Al cantar y tocar el saxo alto también, se contoneaba de manera tal que era imposible imaginarla como la sobrina de alguien; pero fue por su tía Elma Hightower, profesora de música etiqueta negra en toda Los Angeles y mentora dominante de la chica, que la Vi agarró no sólo su voz como instrumento, sino también el saxo alto. La tía Elma la tenía cortita y no la dejó largar la música en todo el tiempo en que la tuvo bajo su mirada de águila. La sobrina floreció y se sostuvo en pie mientras cantaba con el Count, era amiga de la Sara Vaughan y se movía como si se repartiera para ti, para mí, para ti, para mí sobre el escenario.
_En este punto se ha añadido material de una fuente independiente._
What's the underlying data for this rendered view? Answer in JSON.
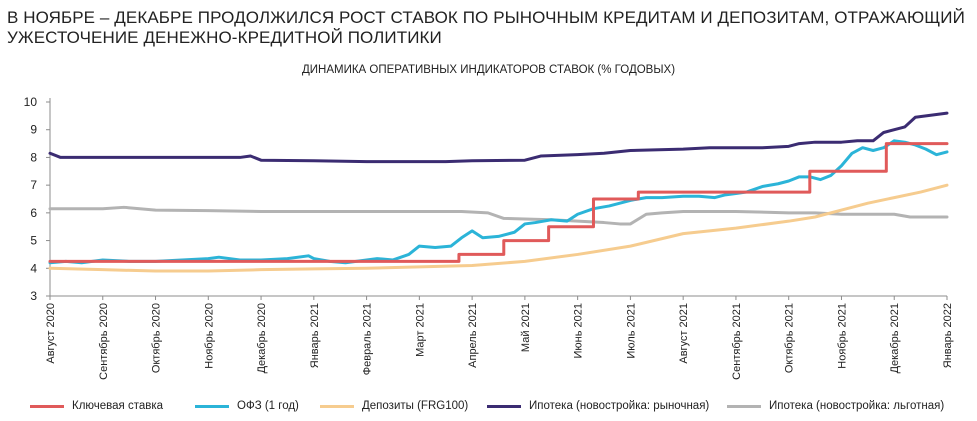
{
  "heading": {
    "line1": "В НОЯБРЕ – ДЕКАБРЕ ПРОДОЛЖИЛСЯ РОСТ СТАВОК ПО РЫНОЧНЫМ КРЕДИТАМ И ДЕПОЗИТАМ, ОТРАЖАЮЩИЙ",
    "line2": "УЖЕСТОЧЕНИЕ ДЕНЕЖНО-КРЕДИТНОЙ ПОЛИТИКИ"
  },
  "chart_data": {
    "type": "line",
    "title": "ДИНАМИКА ОПЕРАТИВНЫХ ИНДИКАТОРОВ СТАВОК (% ГОДОВЫХ)",
    "xlabel": "",
    "ylabel": "",
    "ylim": [
      3,
      10
    ],
    "yticks": [
      3,
      4,
      5,
      6,
      7,
      8,
      9,
      10
    ],
    "grid": false,
    "legend_position": "bottom",
    "x_categories": [
      "Август 2020",
      "Сентябрь 2020",
      "Октябрь 2020",
      "Ноябрь 2020",
      "Декабрь 2020",
      "Январь 2021",
      "Февраль 2021",
      "Март 2021",
      "Апрель 2021",
      "Май 2021",
      "Июнь 2021",
      "Июль 2021",
      "Август 2021",
      "Сентябрь 2021",
      "Октябрь 2021",
      "Ноябрь 2021",
      "Декабрь 2021",
      "Январь 2022"
    ],
    "series": [
      {
        "name": "Ключевая ставка",
        "color": "#e05a5a",
        "step": true,
        "x": [
          0,
          7.75,
          7.75,
          8.6,
          8.6,
          9.45,
          9.45,
          10.3,
          10.3,
          11.15,
          11.15,
          14.4,
          14.4,
          15.85,
          15.85,
          16.8,
          16.8,
          17
        ],
        "values": [
          4.25,
          4.25,
          4.5,
          4.5,
          5.0,
          5.0,
          5.5,
          5.5,
          6.5,
          6.5,
          6.75,
          6.75,
          7.5,
          7.5,
          8.5,
          8.5,
          8.5,
          8.5
        ]
      },
      {
        "name": "ОФЗ (1 год)",
        "color": "#2bb4d8",
        "x": [
          0,
          0.3,
          0.6,
          1.0,
          1.5,
          2.0,
          2.5,
          3.0,
          3.2,
          3.6,
          4.0,
          4.5,
          4.9,
          5.0,
          5.3,
          5.6,
          6.0,
          6.2,
          6.5,
          6.8,
          7.0,
          7.3,
          7.6,
          7.8,
          8.0,
          8.2,
          8.5,
          8.8,
          9.0,
          9.2,
          9.5,
          9.8,
          10.0,
          10.3,
          10.6,
          11.0,
          11.3,
          11.6,
          12.0,
          12.3,
          12.6,
          12.8,
          13.0,
          13.2,
          13.5,
          13.8,
          14.0,
          14.2,
          14.4,
          14.6,
          14.8,
          15.0,
          15.2,
          15.4,
          15.6,
          15.8,
          16.0,
          16.2,
          16.4,
          16.6,
          16.8,
          17.0
        ],
        "values": [
          4.2,
          4.25,
          4.2,
          4.3,
          4.25,
          4.25,
          4.3,
          4.35,
          4.4,
          4.3,
          4.3,
          4.35,
          4.45,
          4.35,
          4.25,
          4.2,
          4.3,
          4.35,
          4.3,
          4.5,
          4.8,
          4.75,
          4.8,
          5.1,
          5.35,
          5.1,
          5.15,
          5.3,
          5.6,
          5.65,
          5.75,
          5.7,
          5.95,
          6.15,
          6.25,
          6.45,
          6.55,
          6.55,
          6.6,
          6.6,
          6.55,
          6.65,
          6.7,
          6.75,
          6.95,
          7.05,
          7.15,
          7.3,
          7.3,
          7.2,
          7.35,
          7.7,
          8.15,
          8.35,
          8.25,
          8.35,
          8.6,
          8.55,
          8.45,
          8.3,
          8.1,
          8.2
        ]
      },
      {
        "name": "Депозиты (FRG100)",
        "color": "#f6cc8f",
        "x": [
          0,
          1.0,
          2.0,
          3.0,
          4.0,
          5.0,
          6.0,
          7.0,
          8.0,
          9.0,
          10.0,
          11.0,
          12.0,
          13.0,
          14.0,
          14.5,
          15.0,
          15.5,
          16.0,
          16.5,
          17.0
        ],
        "values": [
          4.0,
          3.95,
          3.9,
          3.9,
          3.95,
          3.98,
          4.0,
          4.05,
          4.1,
          4.25,
          4.5,
          4.8,
          5.25,
          5.45,
          5.7,
          5.85,
          6.1,
          6.35,
          6.55,
          6.75,
          7.0
        ]
      },
      {
        "name": "Ипотека (новостройка: рыночная)",
        "color": "#3b2c72",
        "x": [
          0,
          0.2,
          1.0,
          2.0,
          3.0,
          3.6,
          3.8,
          4.0,
          5.0,
          6.0,
          7.0,
          7.5,
          8.0,
          9.0,
          9.3,
          10.0,
          10.5,
          11.0,
          12.0,
          12.5,
          13.0,
          13.5,
          14.0,
          14.2,
          14.5,
          15.0,
          15.3,
          15.6,
          15.8,
          16.0,
          16.2,
          16.4,
          16.6,
          16.8,
          17.0
        ],
        "values": [
          8.15,
          8.0,
          8.0,
          8.0,
          8.0,
          8.0,
          8.05,
          7.9,
          7.88,
          7.85,
          7.85,
          7.85,
          7.88,
          7.9,
          8.05,
          8.1,
          8.15,
          8.25,
          8.3,
          8.35,
          8.35,
          8.35,
          8.4,
          8.5,
          8.55,
          8.55,
          8.6,
          8.6,
          8.9,
          9.0,
          9.1,
          9.45,
          9.5,
          9.55,
          9.6
        ]
      },
      {
        "name": "Ипотека (новостройка: льготная)",
        "color": "#b3b3b3",
        "x": [
          0,
          1.0,
          1.4,
          2.0,
          3.0,
          4.0,
          5.0,
          6.0,
          7.0,
          7.8,
          8.3,
          8.6,
          9.0,
          9.5,
          10.0,
          10.5,
          10.8,
          11.0,
          11.3,
          11.6,
          12.0,
          13.0,
          14.0,
          14.5,
          15.0,
          15.5,
          16.0,
          16.3,
          16.6,
          17.0
        ],
        "values": [
          6.15,
          6.15,
          6.2,
          6.1,
          6.08,
          6.05,
          6.05,
          6.05,
          6.05,
          6.05,
          6.0,
          5.8,
          5.78,
          5.75,
          5.7,
          5.65,
          5.6,
          5.6,
          5.95,
          6.0,
          6.05,
          6.05,
          6.0,
          6.0,
          5.95,
          5.95,
          5.95,
          5.85,
          5.85,
          5.85
        ]
      }
    ]
  }
}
Cómo no retroceder hasta el mítico 1968 y a Jean Les Pins, donde el Conde y su orquesta la cuidaron como a un brillante de su peso traducido a quilates, mientras ella se sacaba de encima los Stormy Monday Blues. Los bronces de atrás la envolvían como a un caramelo, con un arreglo infinitamente bueno e infinitamente firme de parte de la orquesta, que andaba con el Eddie Lockjaw Davis a cuestas amén de los otros quince músicos orgullo del Conde. En Francia, a la sobrina de la tía Elma le sirvió un montón haber nacido hija del baterista Alton Redd, co-fundador del Clef Club y que era un padre que no la jorobaba con eso de arregláte el pelo, sonreí, o paráte derecha, nena.
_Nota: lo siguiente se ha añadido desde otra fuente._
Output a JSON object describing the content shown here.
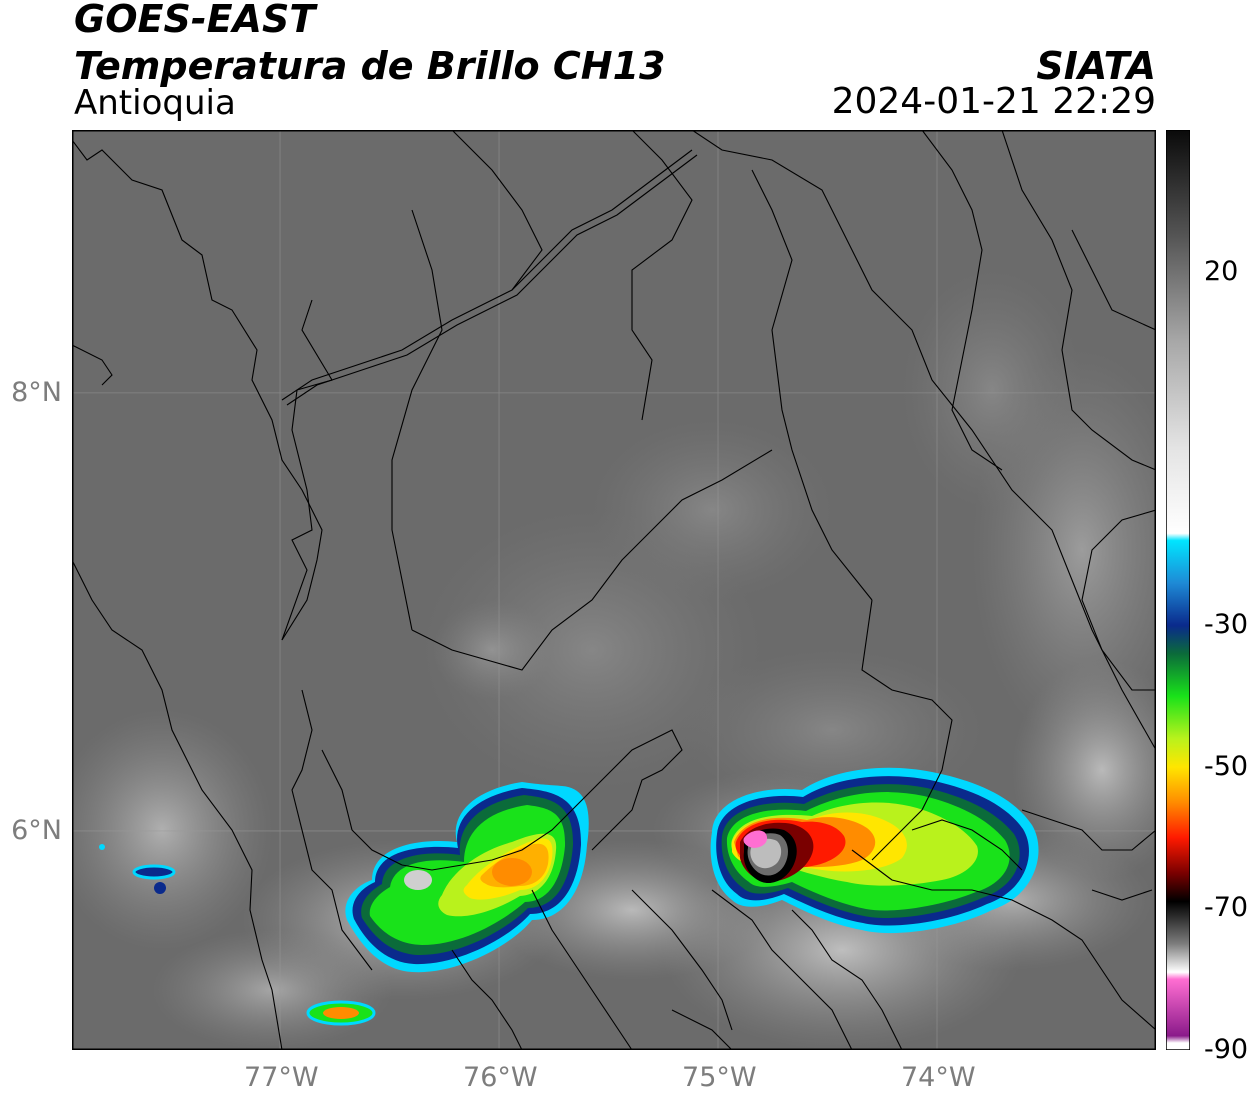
{
  "header": {
    "satellite": "GOES-EAST",
    "product": "Temperatura de Brillo CH13",
    "region": "Antioquia",
    "brand": "SIATA",
    "timestamp": "2024-01-21 22:29"
  },
  "map": {
    "lat_range": [
      5.0,
      9.2
    ],
    "lon_range": [
      -77.95,
      -73.0
    ],
    "lat_ticks": [
      {
        "value": 8,
        "label": "8°N"
      },
      {
        "value": 6,
        "label": "6°N"
      }
    ],
    "lon_ticks": [
      {
        "value": -77,
        "label": "77°W"
      },
      {
        "value": -76,
        "label": "76°W"
      },
      {
        "value": -75,
        "label": "75°W"
      },
      {
        "value": -74,
        "label": "74°W"
      }
    ],
    "gridlines": true,
    "background_color": "#6a6a6a"
  },
  "colorbar": {
    "range": [
      -90,
      40
    ],
    "ticks": [
      {
        "value": 20,
        "label": "20"
      },
      {
        "value": -30,
        "label": "-30"
      },
      {
        "value": -50,
        "label": "-50"
      },
      {
        "value": -70,
        "label": "-70"
      },
      {
        "value": -90,
        "label": "-90"
      }
    ],
    "stops": [
      {
        "value": 40,
        "color": "#0a0a0a"
      },
      {
        "value": 25,
        "color": "#555555"
      },
      {
        "value": 10,
        "color": "#a8a8a8"
      },
      {
        "value": -5,
        "color": "#e4e4e4"
      },
      {
        "value": -17,
        "color": "#ffffff"
      },
      {
        "value": -18,
        "color": "#00e5ff"
      },
      {
        "value": -24,
        "color": "#1e8ad6"
      },
      {
        "value": -30,
        "color": "#0a2a8c"
      },
      {
        "value": -34,
        "color": "#0b6b3a"
      },
      {
        "value": -40,
        "color": "#19e21a"
      },
      {
        "value": -46,
        "color": "#b9f21c"
      },
      {
        "value": -50,
        "color": "#ffe600"
      },
      {
        "value": -55,
        "color": "#ff8c00"
      },
      {
        "value": -60,
        "color": "#ff1a00"
      },
      {
        "value": -65,
        "color": "#7a0000"
      },
      {
        "value": -69,
        "color": "#000000"
      },
      {
        "value": -75,
        "color": "#7d7d7d"
      },
      {
        "value": -79,
        "color": "#ffffff"
      },
      {
        "value": -80,
        "color": "#ff6ed2"
      },
      {
        "value": -88,
        "color": "#8a1a8a"
      },
      {
        "value": -89,
        "color": "#ffffff"
      }
    ]
  }
}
Si uno se fija bien, la sobrina tocó con el Fatha, con el Roach y con el Dizzy, mirá qué requetebueno. Todo bien, pero se le ocurrió hacerse maestra y largarlos a todos.
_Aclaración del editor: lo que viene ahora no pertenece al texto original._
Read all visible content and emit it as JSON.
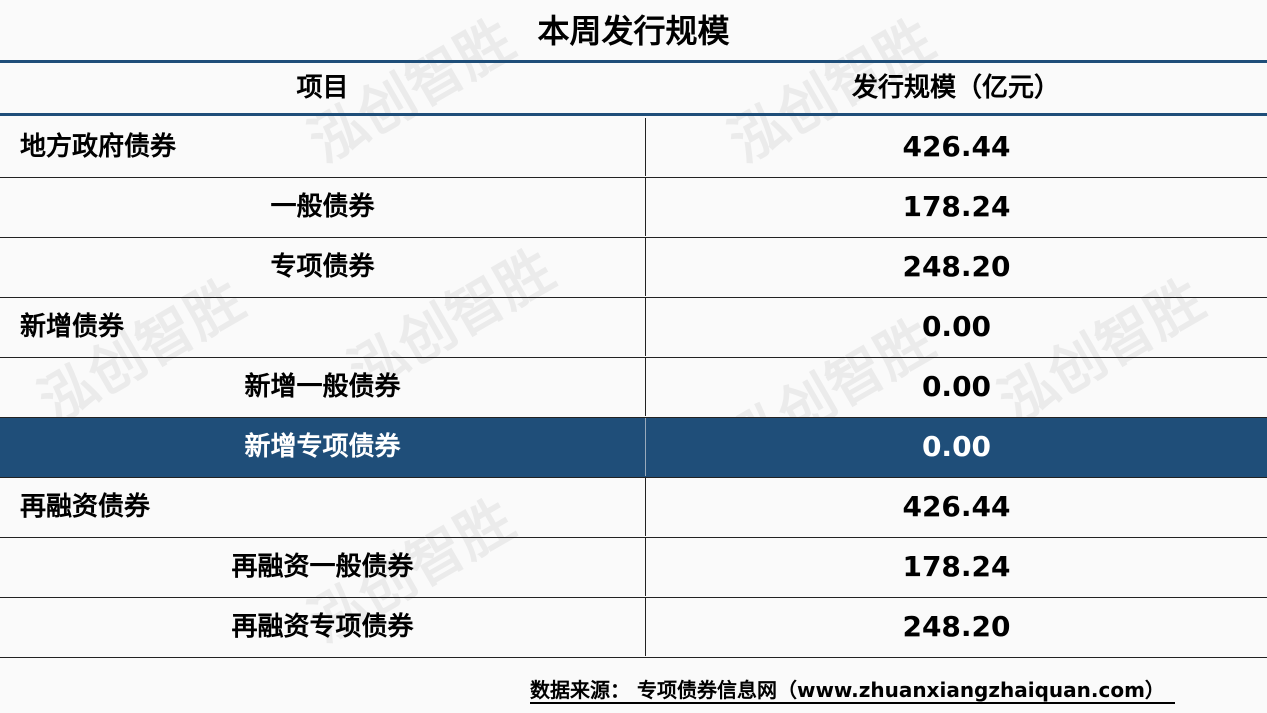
{
  "title": "本周发行规模",
  "header": {
    "item": "项目",
    "scale": "发行规模（亿元）"
  },
  "rows": [
    {
      "name": "地方政府债券",
      "value": "426.44",
      "level": 0
    },
    {
      "name": "一般债券",
      "value": "178.24",
      "level": 1
    },
    {
      "name": "专项债券",
      "value": "248.20",
      "level": 1
    },
    {
      "name": "新增债券",
      "value": "0.00",
      "level": 0
    },
    {
      "name": "新增一般债券",
      "value": "0.00",
      "level": 1
    },
    {
      "name": "新增专项债券",
      "value": "0.00",
      "level": 1,
      "highlighted": true
    },
    {
      "name": "再融资债券",
      "value": "426.44",
      "level": 0
    },
    {
      "name": "再融资一般债券",
      "value": "178.24",
      "level": 1
    },
    {
      "name": "再融资专项债券",
      "value": "248.20",
      "level": 1
    }
  ],
  "footer": "数据来源： 专项债券信息网（www.zhuanxiangzhaiquan.com）",
  "watermark": "泓创智胜",
  "colors": {
    "accent": "#1f4e79"
  }
}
Terrible hueco en su carrera: nunca se le ocurrió grabar mucho. Habrá una decena de cosas de ella, bien fijadas a tornillo en los anales del jazz, claro que para más de cuarenta años de carrera es casi nada. No grabas, no existes fue y será la premisa para los jazzeros; pero el caso es que la Vi existe. Nunca va a dejar de existir. Lo de educadora y maestra hay que entenderlo: tal vez no le gusta que ningún chico se vaya a marzo.